AI and Spend Analysis
We are often asked about AI and its applicability to Spendata and to spend analysis.
In spend analysis, AI is commonly applied to two tasks:
- grouping together (“familying”) accounts payable transactions with inconsistently named suppliers (e.g. putting “I.B.M.” and “IBM” under the same name), and
- assigning a commodity (e.g. “IT>hardware>mainframe”) to each transaction, based on other information contained in the transaction.
Armed with this transformed data, analysts can accurately determine “who bought what from whom” – the starting point for any serious look at spending.
Generative AI: Unhelpful
When we talk about AI, we must be careful to distinguish between bespoke AI engines built for specific purposes, and “generative” AI (ChatGPT, etc.) that manufactures content probabilistically and generically. Although generative AI may be helpful when constructing a survey article on spend analysis, it is unhelpful for specific spend analysis tasks like familying and mapping. That’s because its understanding is based on a large language model (LLM) trained on written, grammatical text.
In order to correctly process the shorthand of an item description or of an abbreviated vendor name contained in an accounting transaction, an AI engine must be trained on quite a different language corpus than the King’s English. It’s therefore not surprising that generative AI performs poorly when asked to map commodities.
It is even more unreasonable to expect a generative AI to provide data-aware insights on sourcing and demand management, since it will have had no training to allow it to do so. Nevertheless, it should be possible to construct a bespoke AI that provides simplistic advice along the same lines as that provided by data-aware reports (e.g. “consider using [more/fewer] suppliers.”) It should be noted that at the time such reports were first created (circa 2005), procurement industry analysts became excited and began speculating about “the end of the commodity manager.” That episode was embarrassing and is best forgotten, but there will likely be a similar overreaction if such an AI were to surface, especially since (unlike a report) it will deliver its banalities in complete sentences and well-constructed paragraphs.
Bespoke AI Engines
Within bespoke AI engines, there are basically two approaches: “traditional” AI, which operates using a combination of heuristics and knowledge bases, and “deep learning” AI, in which a neural net model is trained on a corpus of domain-specific data. From a black box perspective, both systems work the same way: provide an input transaction to the system, and an “answer” is returned in the form of a familying or mapping operation.

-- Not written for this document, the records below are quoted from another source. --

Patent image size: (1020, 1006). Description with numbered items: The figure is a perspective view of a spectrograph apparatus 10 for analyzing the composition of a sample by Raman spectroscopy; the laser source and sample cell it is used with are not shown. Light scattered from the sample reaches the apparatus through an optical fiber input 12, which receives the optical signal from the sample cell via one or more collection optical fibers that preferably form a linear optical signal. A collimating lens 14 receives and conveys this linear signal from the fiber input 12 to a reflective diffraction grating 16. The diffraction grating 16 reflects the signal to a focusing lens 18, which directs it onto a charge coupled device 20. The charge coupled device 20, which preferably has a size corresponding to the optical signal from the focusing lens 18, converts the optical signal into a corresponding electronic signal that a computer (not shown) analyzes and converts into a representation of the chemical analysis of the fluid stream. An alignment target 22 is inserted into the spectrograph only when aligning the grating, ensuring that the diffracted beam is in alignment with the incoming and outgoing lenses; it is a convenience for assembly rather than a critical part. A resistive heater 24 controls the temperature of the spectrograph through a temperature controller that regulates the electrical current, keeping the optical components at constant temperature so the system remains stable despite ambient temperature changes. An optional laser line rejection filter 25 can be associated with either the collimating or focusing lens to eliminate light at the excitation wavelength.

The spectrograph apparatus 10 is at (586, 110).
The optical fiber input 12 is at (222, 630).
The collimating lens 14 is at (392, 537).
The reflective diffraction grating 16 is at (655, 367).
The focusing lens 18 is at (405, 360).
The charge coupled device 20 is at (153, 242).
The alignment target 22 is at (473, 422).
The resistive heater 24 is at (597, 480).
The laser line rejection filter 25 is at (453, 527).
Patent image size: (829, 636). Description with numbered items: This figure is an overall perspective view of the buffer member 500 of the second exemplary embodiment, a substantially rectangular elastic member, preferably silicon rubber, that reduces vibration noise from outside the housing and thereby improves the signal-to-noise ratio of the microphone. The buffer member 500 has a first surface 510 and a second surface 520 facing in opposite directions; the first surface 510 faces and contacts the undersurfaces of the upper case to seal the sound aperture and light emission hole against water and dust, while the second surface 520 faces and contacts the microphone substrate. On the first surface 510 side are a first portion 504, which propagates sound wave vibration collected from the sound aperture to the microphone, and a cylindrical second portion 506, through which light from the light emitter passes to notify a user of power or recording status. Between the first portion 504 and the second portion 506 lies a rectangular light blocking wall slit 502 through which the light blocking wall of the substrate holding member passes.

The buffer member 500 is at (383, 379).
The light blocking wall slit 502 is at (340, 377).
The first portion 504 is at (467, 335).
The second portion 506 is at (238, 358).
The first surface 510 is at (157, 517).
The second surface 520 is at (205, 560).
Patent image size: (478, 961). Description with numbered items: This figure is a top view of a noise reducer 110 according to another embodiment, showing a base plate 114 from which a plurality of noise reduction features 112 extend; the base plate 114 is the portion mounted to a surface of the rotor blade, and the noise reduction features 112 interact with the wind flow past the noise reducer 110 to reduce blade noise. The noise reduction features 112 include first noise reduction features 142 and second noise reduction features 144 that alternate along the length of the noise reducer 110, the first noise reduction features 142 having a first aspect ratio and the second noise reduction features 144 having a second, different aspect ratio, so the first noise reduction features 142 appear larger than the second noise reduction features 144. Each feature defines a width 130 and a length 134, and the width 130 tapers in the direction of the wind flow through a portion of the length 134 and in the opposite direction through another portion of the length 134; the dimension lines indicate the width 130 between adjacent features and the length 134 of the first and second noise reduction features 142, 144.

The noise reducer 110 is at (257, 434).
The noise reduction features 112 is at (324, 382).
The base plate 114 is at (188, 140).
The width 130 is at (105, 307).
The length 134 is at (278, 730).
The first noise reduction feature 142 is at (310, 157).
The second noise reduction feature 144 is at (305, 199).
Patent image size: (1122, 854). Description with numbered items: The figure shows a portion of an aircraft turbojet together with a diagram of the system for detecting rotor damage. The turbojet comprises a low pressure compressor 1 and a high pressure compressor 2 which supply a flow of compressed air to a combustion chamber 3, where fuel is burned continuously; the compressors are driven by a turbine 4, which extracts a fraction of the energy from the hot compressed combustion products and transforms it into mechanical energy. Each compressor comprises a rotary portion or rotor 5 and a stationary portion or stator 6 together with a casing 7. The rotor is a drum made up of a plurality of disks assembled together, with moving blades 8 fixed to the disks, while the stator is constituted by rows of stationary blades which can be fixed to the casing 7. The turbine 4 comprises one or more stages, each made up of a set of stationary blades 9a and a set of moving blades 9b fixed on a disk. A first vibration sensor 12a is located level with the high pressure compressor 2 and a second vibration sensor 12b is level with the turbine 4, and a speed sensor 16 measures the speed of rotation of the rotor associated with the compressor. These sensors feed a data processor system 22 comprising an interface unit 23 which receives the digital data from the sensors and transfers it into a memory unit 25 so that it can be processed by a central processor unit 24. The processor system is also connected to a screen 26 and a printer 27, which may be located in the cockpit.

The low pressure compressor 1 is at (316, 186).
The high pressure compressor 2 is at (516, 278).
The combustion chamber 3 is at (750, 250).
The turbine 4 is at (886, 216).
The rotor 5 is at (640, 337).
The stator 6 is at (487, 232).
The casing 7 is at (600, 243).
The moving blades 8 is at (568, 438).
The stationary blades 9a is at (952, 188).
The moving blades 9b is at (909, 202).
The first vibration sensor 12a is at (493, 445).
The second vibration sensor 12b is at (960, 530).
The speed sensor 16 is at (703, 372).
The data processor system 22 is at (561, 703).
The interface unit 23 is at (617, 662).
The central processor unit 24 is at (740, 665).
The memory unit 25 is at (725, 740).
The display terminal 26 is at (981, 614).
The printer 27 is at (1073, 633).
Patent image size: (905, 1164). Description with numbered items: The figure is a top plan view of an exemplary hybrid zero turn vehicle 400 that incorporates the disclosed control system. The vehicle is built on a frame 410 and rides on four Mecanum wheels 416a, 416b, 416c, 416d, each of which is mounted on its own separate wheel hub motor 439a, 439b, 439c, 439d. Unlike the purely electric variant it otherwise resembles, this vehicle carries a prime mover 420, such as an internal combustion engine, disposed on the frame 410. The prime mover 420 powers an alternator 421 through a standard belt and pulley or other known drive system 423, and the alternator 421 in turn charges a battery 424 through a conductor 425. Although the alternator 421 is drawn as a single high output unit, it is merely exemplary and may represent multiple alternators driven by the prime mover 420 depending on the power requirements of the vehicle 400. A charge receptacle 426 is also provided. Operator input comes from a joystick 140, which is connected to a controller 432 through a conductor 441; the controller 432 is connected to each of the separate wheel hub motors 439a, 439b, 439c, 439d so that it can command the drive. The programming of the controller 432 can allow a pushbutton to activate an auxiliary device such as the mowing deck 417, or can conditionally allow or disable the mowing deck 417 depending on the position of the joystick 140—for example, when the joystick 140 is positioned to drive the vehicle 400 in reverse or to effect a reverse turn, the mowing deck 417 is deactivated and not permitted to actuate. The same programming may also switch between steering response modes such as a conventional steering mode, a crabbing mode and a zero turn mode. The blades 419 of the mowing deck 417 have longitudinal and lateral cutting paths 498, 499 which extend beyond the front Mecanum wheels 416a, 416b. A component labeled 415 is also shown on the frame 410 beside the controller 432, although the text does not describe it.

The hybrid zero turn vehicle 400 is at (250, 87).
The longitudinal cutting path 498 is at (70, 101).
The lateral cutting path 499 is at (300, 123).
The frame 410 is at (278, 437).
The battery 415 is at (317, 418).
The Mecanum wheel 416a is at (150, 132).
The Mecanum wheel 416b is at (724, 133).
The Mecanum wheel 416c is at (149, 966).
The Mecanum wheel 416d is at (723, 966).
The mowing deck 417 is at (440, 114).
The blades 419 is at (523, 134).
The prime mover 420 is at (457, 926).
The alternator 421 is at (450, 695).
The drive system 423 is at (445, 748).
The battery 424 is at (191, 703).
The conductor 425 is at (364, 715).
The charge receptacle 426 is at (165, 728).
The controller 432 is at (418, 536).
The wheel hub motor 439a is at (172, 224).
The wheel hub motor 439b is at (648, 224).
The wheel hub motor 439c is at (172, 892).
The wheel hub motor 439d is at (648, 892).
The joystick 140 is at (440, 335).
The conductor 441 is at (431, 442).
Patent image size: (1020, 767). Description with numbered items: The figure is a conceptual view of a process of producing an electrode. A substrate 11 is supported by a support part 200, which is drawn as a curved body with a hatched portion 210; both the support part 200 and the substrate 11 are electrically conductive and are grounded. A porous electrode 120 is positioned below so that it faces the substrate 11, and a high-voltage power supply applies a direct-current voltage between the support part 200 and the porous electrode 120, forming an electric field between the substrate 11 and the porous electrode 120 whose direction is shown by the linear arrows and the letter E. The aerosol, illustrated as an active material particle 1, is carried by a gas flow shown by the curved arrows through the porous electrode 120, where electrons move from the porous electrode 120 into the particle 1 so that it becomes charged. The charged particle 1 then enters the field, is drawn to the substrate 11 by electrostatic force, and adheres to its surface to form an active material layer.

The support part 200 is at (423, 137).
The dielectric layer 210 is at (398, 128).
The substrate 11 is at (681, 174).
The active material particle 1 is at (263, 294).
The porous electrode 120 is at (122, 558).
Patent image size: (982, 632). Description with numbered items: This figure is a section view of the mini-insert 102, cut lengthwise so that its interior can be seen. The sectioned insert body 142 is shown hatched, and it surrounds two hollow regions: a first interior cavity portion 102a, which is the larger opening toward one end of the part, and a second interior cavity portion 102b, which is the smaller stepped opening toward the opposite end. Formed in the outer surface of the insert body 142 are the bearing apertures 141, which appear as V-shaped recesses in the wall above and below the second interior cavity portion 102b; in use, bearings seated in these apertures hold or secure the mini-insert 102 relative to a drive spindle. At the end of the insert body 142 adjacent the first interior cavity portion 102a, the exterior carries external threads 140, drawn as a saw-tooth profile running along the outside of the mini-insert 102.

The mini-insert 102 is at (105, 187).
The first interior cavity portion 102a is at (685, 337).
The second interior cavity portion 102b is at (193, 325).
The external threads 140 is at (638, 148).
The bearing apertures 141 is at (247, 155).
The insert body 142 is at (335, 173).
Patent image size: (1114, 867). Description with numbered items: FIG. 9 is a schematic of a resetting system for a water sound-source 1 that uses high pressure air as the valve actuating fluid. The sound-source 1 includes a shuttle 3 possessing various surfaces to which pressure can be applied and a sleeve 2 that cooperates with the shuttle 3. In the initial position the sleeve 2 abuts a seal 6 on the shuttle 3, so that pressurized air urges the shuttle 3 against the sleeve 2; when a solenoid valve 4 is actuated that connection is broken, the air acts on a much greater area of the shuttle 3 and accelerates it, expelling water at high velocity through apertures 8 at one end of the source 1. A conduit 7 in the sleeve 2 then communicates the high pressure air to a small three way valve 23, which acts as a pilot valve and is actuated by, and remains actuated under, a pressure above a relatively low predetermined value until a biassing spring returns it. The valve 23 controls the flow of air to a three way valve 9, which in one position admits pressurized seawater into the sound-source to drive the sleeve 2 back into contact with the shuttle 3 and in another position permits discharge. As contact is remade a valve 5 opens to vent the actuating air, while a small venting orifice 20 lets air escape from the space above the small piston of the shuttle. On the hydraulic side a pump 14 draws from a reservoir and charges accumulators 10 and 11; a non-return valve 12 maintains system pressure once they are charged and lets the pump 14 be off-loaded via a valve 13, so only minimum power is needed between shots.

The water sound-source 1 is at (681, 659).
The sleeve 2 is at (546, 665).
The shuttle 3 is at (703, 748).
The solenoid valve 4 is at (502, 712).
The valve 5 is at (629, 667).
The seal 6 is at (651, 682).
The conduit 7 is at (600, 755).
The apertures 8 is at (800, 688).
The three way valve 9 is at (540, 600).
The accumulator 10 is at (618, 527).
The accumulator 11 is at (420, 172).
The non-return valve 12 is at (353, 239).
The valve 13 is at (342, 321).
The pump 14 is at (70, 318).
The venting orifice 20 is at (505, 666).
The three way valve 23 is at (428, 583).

Both traditional AI and deep learning AI automapping technologies require manual review and adjustment. Traditional AI makes very few errors, since it is matching normalized suppliers to a curated knowledge base, but it tends to map fewer transactions. Deep learning AI makes more errors, including embarrassing high-spend miscategorizations, so manual cleanup is not optional – but it tends to map more transactions. Both approaches net out to a similar overall effort, as is apparent from cost and time estimates from spend analysis vendors using both techniques.
Traditional AI for mapping works well when there is a useful supplier identified in the transaction (rather than, for example, a group purchasing organization), and when the spending is indirect spending (as is the case with most spend cubes). However, if the only useful information in the transaction is an item description, which is sometimes the case with direct spending, then a deep learning AI may be the only way to automap the spend.
AI and Spendata
With respect to familying, Spendata uses traditional AI with extensive heuristics that performs better than any other autofamilying system with which we are aware. For example, Spendata’s autofamilying AI is able to family 95-97% of typical purchasing card transactions. Only minor manual cleanup is required.
With respect to mapping, Spendata uses a traditional AI approach, but with major differences from other vendors. Rather than simply stamping transactions with results, Spendata’s automapping generates human-accessible and editable mapping rules – exactly the same rules as generated with manual mapping – which are then stored and applied to the transactions. This means that it is possible with Spendata to see exactly what the AI decided to do, and to understand why – and to modify its decisions – none of which is possible with a deep learning AI, where the reasons for the mapping are mysterious.
Once Spendata rules are created and vetted, mapping results do not change. On a data refresh, everything is consistent: new data added to the system is mapped the same way as older data, and the older data mappings are invariant. That can’t be said about a deep learning AI, where additional training (or over-training, a serious issue for such systems) can reverse or alter previous decisions without warning. This makes data refreshes significantly more challenging, since end-user confidence in a spend analysis system erodes when mappings mysteriously change.